The tempting answer is a generic compare(query, metric, group_by) plus a log_metric convention. We rejected it because it forces a metrics schema, which means foreseeing what a measurement is. Instead, the MCP offers a vocabulary of scientific inferences, the questions a researcher actually asks (outperforms, beats_baseline, ranks, converges_faster), and pushes everything else down into code. There is no Interface.evidence method, no fixed metric enum, and no core resolution logic.

The contract is owned by the inference; the numbers by the operand

An inference declares the shape of evidence it needs (scalar or series) and resolves it by calling the operand, not by reading a fixed file. The operand satisfies the contract with a plain <quantity>() accessor returning one run's measurement. The inference composes that across the operand's runs into the sample its test needs.

This split is the whole design: the operand supplies the numbers, the inference supplies the test (bringing its own scipy), and machinable supplies neither, only identity, dedup, storage, and search. A statistical choice is an implementation, shareable like any interface; machinable ships no statistics.

The NotImplementedError is the engine

When you ask for a quantity an operand doesn't expose, resolve raises a NotImplementedError that names the accessor to write. This is not an error to handle; it is the teaching signal. It turns "the agent must guess what to implement" into "the contract tells the agent what to write next", which is what makes the agent loop reliable. The same instinct runs through the MCP: import errors on write_source and schema reflection correct the agent in context.

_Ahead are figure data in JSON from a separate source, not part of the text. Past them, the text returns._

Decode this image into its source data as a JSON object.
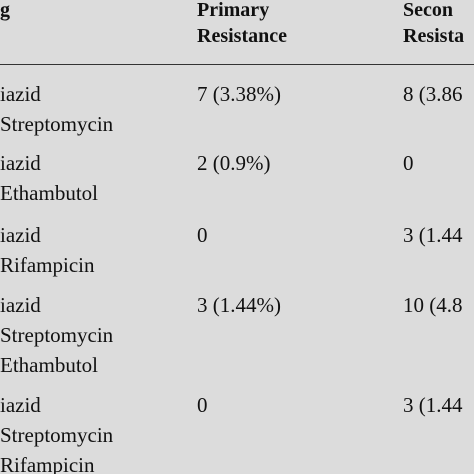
{
  "table": {
    "header": [
      [
        "g"
      ],
      [
        "Primary",
        "Resistance"
      ],
      [
        "Secon",
        "Resista"
      ]
    ],
    "rows": [
      [
        [
          "iazid",
          "Streptomycin"
        ],
        [
          "7 (3.38%)"
        ],
        [
          "8 (3.86"
        ]
      ],
      [
        [
          "iazid",
          "Ethambutol"
        ],
        [
          "2 (0.9%)"
        ],
        [
          "0"
        ]
      ],
      [
        [
          "iazid",
          "Rifampicin"
        ],
        [
          "0"
        ],
        [
          "3 (1.44"
        ]
      ],
      [
        [
          "iazid",
          "Streptomycin",
          "Ethambutol"
        ],
        [
          "3 (1.44%)"
        ],
        [
          "10 (4.8"
        ]
      ],
      [
        [
          "iazid",
          "Streptomycin",
          "Rifampicin"
        ],
        [
          "0"
        ],
        [
          "3 (1.44"
        ]
      ]
    ]
  }
}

Identity = method × operands

An Inference is an Interface, parallel to Slurm(Execution), where the subclass is the question, the Config is the method, and the operands are subjects (via .of(...), not config). The subtlety is that operands must enter the predicate, by config identity rather than uuid. If the method were config-only and operands lived in a relation, the same method applied to A and to B would share one identity and collapse to a single cached verdict. Operands are typically ephemeral aggregates that are never materialized (so they have no uuid); their catalog_identity_key is stable and computable without materialization. Net identity is method × operand-identities, so re-asking the same question dedups; different operands or a different method are distinct verdicts.

Staleness is explicit, not detected

A verdict caches on (method, operands). If an operand's results change while its config doesn't, the cached verdict can go stale, and machinable does not try to detect this. During research, things change constantly and the researcher knows when a result is invalidated; the remedy is the same cached(False) + re-run that invalidates any cached interface. We deliberately do not hash operand result-state into the predicate.